The training of our work is on two benchmark datasets: COCO and COCOCaption, LVIS and Conceptual Caption (CC3M). Please orignize the datasets as following.
$VLDet_ROOT/datasets/
lvis/
coco/
cc3m/
Please follow the following instruction to pre-process individual datasets.

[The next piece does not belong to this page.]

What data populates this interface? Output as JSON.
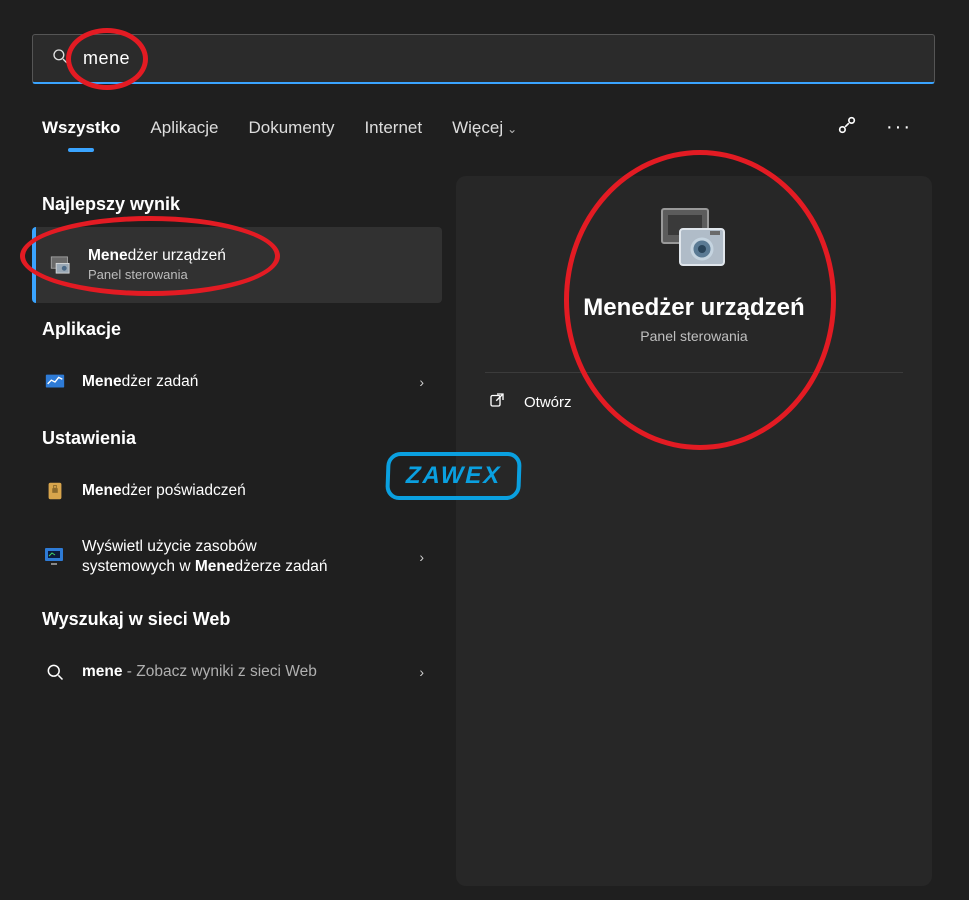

First, download COCO data place them in the following way:
coco/
train2017/
val2017/
annotations/
captions_train2017.json
instances_train2017.json
instances_val2017.json
We first follow OVR-CNN to create the open-vocabulary COCO split. The converted files should be like:
coco/
zero-shot/
instances_train2017_seen_2.json
instances_val2017_all_2.json
We further preprocess the annotation format for easier evaluation:
python tools/get_coco_zeroshot.py --data_path datasets/coco/zero-shot/instances_train2017_seen_2.json
python tools/get_coco_zeroshot.py --data_path datasets/coco/zero-shot/instances_val2017_all_2.json
And process the category infomation:
python tools/get_lvis_cat_info.py --ann datasets/coco/zero-shot/instances_train2017_seen_2_del.json
Next, we prepare the class and concept embedding following RegionCLIP. Download the embedding file from here or generate it with tools from RegionCLIP. The files should be like:
coco/
VLDet/
coco_65_cls_emb.pth
coco_65_concepts.txt
coco_nouns_4764_emb.pth
coco_nouns_4764.txt
Then preprocess the COCO caption data with the predefined concepts:
python tools/get_tags_for_VLDet_concepts.py --cc_ann datasets/coco/annotations/captions_train2017.json --allcaps --cat_path datasets/coco/VLDet/coco_nouns_4764.txt --convert_caption --out_path datasets/coco/VLDet/nouns_captions_train2017_4764tags_allcaps.json
This creates datasets/coco/VLDet/nouns_captions_train2017_4764tags_allcaps.json
.
First, download LVIS data place them in the following way:
lvis/
lvis_v1_train.json
lvis_v1_val.json
Next, prepare the open-vocabulary LVIS training set using
python tools/remove_lvis_rare.py --ann datasets/lvis/lvis_v1_train.json
This will generate datasets/lvis/lvis_v1_train_norare.json
.
lvis_v1_train_cat_info.json
is used by the Federated loss.
This is created by
python tools/get_lvis_cat_info.py --ann datasets/lvis/lvis_v1_train.json
Download the dataset from this page and place them as:
cc3m/
GCC-training.tsv
Run the following command to download the images and convert the annotations to LVIS format (Note: download images takes long).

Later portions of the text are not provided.